While Chris Taylor's answer is already good, I feel I should say something about statistical estimation. The idea is that your data are observations of a random variable $X$, and you want to say something about the distribution of $X$ using this data. There are two main types of models in statistics, namely parametric and non-parametric models. For example, plotting your data as a histogram is an example of non-parametric method. While non-parametric methods are robust, it is sometimes more difficult to obtain information about $X$ using them, so we often make assumptions about the distribution of $X$ and use a parametric model instead. An example of parametric modelling would be to assume that the users' votes are normally distributed with some unknown mean $\mu$ and variance $\sigma^2$ and try to estimate $\mu$ and $\sigma^2$ from the sample data. One advantage of making such an assumption is that we can give good confidence intervals for our estimates.

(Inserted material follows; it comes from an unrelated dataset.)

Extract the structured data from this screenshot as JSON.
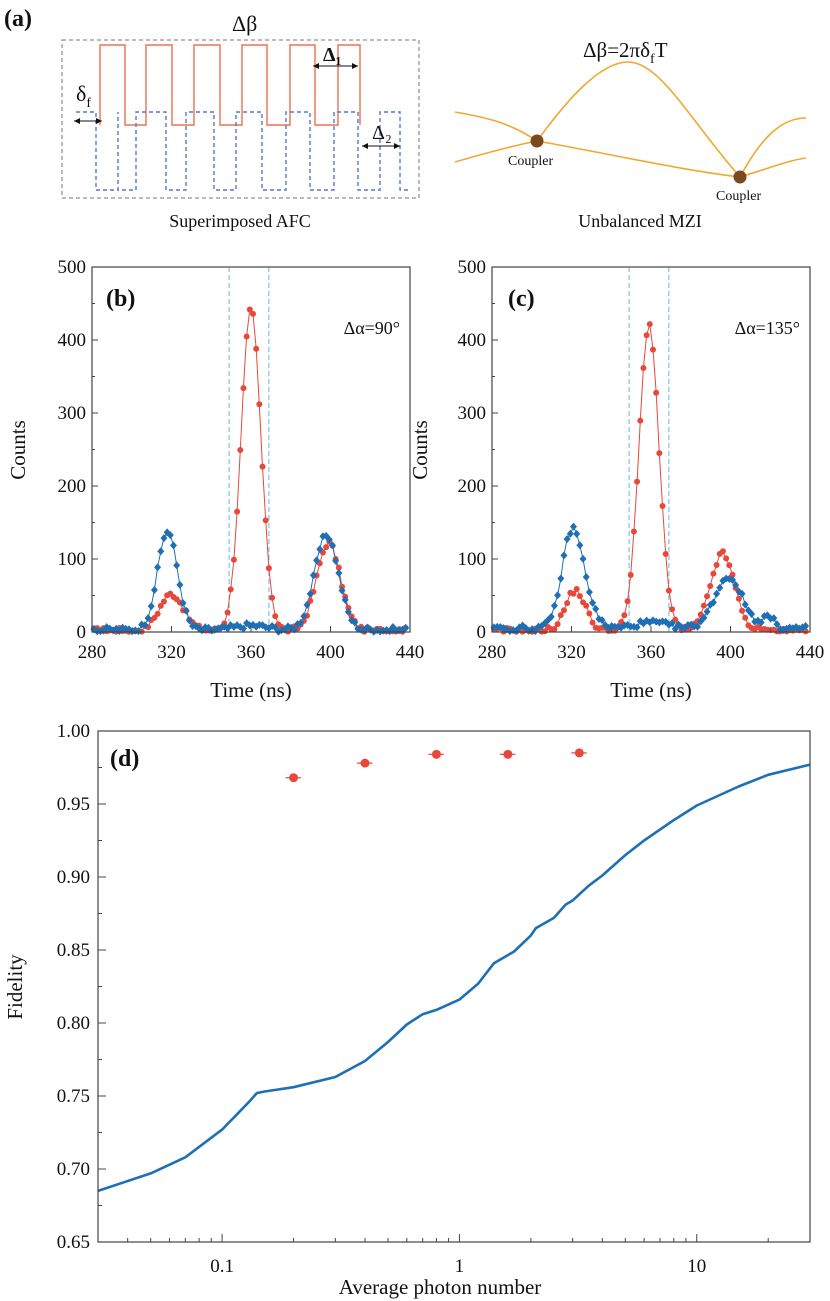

Indeed, if we have samples $X_1, \ldots, X_n$ of $X \sim N(\mu, \sigma^2)$, then, the probability that the sample mean $\overline{X} = \frac{1}{n} (X_1 + \cdots + X_n)$ is contained in the interval $(\mu - a, \mu + a)$ is $$\Phi \left(\frac{a}{\sigma \sqrt{n}}\right) - \Phi \left(-\frac{a}{\sigma \sqrt{n}}\right)$$ where $\Phi$ is the cumulative distribution function of the standard normal distribution. If we set $a = 1.64 \sigma \sqrt{n}$ then we see that there is a $90\%$ chance that $\overline{X} \in (\mu - a, \mu + a)$. Equivalently, there is a $90\%$ chance that $\mu \in (\overline{X} - a, \overline{X} + a)$. Unfortunately, I've cheated here a little — we don't know what $\sigma^2$ is, so we can't calculate $a$. So now we have to estimate $\sigma^2$. It's a known fact that $$S = \sum_{i=1}^{n} \frac{(X_i - \overline{X})^2}{\sigma^2}$$ is a $\chi^2$ random variable with $n - 1$ degrees of freedom, and is independent of $\overline{X}$. Hence, $$\mathbb{E} \left[ \frac{1}{n-1} \sum_{i=1}^{n} (X_i - \overline{X})^2 \right] = \sigma^2$$ i.e. $\tilde{\sigma}^2 = \frac{1}{n - 1} S$ is an unbiased estimator of $\sigma^2$. We could, in principle, compute a confidence interval for $\sigma^2$ as well, but we only need a point estimate, and we can just substitute $\tilde{\sigma}$ for $\sigma$ in the formula above for the confidence interval for $\mu$ to obtain a concrete answer. (But note that it isn't a $90\%$ confidence interval!)

Of course, one can iterate this game, and (loosely speaking) Bayesian statistics is what you get when you assume that your parameters themselves are random variables distributed according to some prior distribution.